« Les footballeurs prennent la place des héros, dans l’ère du vide » selon Robert REDEKER, le philosophe, auteur notamment de L’Emprise sportive*, analyse le phénomène NEYMAR.
INTERVIEW par Vincent TREMOLET DE VILLERS du FIGARO, (édition du 2017.08.03) reprise par ICEO dans un article du vendredi 4 août 2017 que nous reproduisons in extenso car il est particulièrement intéressant. Nous remercions ICEO de son autorisation.
LE FIGARO. – Pour le Quatar comment expliquer une telle fébrilité ?
Robert REDEKER. – D’une part, l’intérêt diplomatique du Qatar, à un moment où cet État est en difficulté politique, menacé de boycott voire de blocus, joue un grand rôle dans cette affaire.

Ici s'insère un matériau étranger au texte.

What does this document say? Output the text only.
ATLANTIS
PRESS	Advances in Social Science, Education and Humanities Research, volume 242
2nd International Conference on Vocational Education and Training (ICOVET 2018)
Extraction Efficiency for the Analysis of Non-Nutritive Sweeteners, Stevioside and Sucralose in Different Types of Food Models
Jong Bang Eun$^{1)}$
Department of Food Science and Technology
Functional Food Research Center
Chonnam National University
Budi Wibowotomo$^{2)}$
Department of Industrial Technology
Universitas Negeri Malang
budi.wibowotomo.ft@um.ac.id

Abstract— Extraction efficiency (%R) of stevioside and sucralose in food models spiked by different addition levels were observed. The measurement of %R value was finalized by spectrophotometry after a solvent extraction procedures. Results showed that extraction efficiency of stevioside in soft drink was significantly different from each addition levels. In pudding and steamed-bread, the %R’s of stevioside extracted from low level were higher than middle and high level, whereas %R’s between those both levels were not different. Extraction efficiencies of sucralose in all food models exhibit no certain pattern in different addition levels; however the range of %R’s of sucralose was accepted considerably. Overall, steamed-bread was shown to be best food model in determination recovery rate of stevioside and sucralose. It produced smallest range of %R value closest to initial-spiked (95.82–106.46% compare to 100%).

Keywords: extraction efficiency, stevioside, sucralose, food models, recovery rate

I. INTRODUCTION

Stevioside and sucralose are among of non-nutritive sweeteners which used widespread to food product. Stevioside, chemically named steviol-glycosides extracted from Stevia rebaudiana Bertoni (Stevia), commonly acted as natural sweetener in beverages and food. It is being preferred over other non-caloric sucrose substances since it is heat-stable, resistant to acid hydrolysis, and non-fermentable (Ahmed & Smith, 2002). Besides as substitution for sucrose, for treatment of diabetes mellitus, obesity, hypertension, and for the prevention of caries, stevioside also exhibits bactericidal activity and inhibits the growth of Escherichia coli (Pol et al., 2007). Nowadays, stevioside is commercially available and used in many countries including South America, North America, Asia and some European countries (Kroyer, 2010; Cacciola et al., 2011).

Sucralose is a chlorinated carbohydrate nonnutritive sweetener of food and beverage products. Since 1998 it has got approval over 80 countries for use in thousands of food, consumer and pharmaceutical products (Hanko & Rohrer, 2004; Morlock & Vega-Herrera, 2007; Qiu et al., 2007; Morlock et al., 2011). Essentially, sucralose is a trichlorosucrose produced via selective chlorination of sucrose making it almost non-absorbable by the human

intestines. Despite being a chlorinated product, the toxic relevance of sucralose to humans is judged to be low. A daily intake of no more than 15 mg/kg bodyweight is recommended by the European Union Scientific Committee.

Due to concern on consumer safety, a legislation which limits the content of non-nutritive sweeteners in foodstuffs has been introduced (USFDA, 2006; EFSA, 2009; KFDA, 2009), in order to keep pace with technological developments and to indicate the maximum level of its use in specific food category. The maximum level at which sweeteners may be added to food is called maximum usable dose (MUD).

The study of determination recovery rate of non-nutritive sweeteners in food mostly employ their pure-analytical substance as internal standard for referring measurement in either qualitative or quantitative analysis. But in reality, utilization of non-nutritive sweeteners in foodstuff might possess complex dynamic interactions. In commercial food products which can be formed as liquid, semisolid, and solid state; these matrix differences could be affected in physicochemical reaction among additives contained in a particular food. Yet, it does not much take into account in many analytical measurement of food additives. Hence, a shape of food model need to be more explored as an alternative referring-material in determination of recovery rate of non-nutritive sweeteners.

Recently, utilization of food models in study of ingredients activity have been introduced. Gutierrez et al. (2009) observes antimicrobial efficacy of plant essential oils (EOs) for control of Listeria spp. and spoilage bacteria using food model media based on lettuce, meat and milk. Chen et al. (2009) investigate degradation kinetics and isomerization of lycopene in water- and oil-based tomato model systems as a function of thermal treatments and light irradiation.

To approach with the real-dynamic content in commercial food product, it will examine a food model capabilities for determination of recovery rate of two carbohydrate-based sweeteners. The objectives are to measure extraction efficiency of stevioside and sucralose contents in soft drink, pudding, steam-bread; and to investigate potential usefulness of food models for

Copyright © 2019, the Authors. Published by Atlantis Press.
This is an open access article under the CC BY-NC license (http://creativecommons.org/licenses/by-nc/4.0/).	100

Les dirigeants de ce pays cherchent à compenser sur le plan de l’image et de la communication internationale une défaite politique par une victoire sportive en Ligue des champions, en y mettant les pétrodollars nécessaires. Sans compter que la gloire sportive peut servir de protection contre des sanctions politico-économiques.
D’autre part, l’argent, depuis la crise de 2008, est devenu à son tour un spectacle. Le grand spectacle de l’argent s’est mis en scène. Après la politique-spectacle a émergé l’argent-spectacle. La dernière campagne présidentielle a vu ce spectacle de l’argent dévorer la politique elle-même, au point d’éliminer François FILLON. Un partage simpliste entre le bien et le mal traverse le scénario de ce spectacle : le mauvais argent (celui des politiques, des patrons, des hauts fonctionnaires) qui serait illégitime, suscitant la haine, et le bon argent (celui des footballeurs, des stars du show-biz et de la télévision) qui, légitime, engendre l’admiration.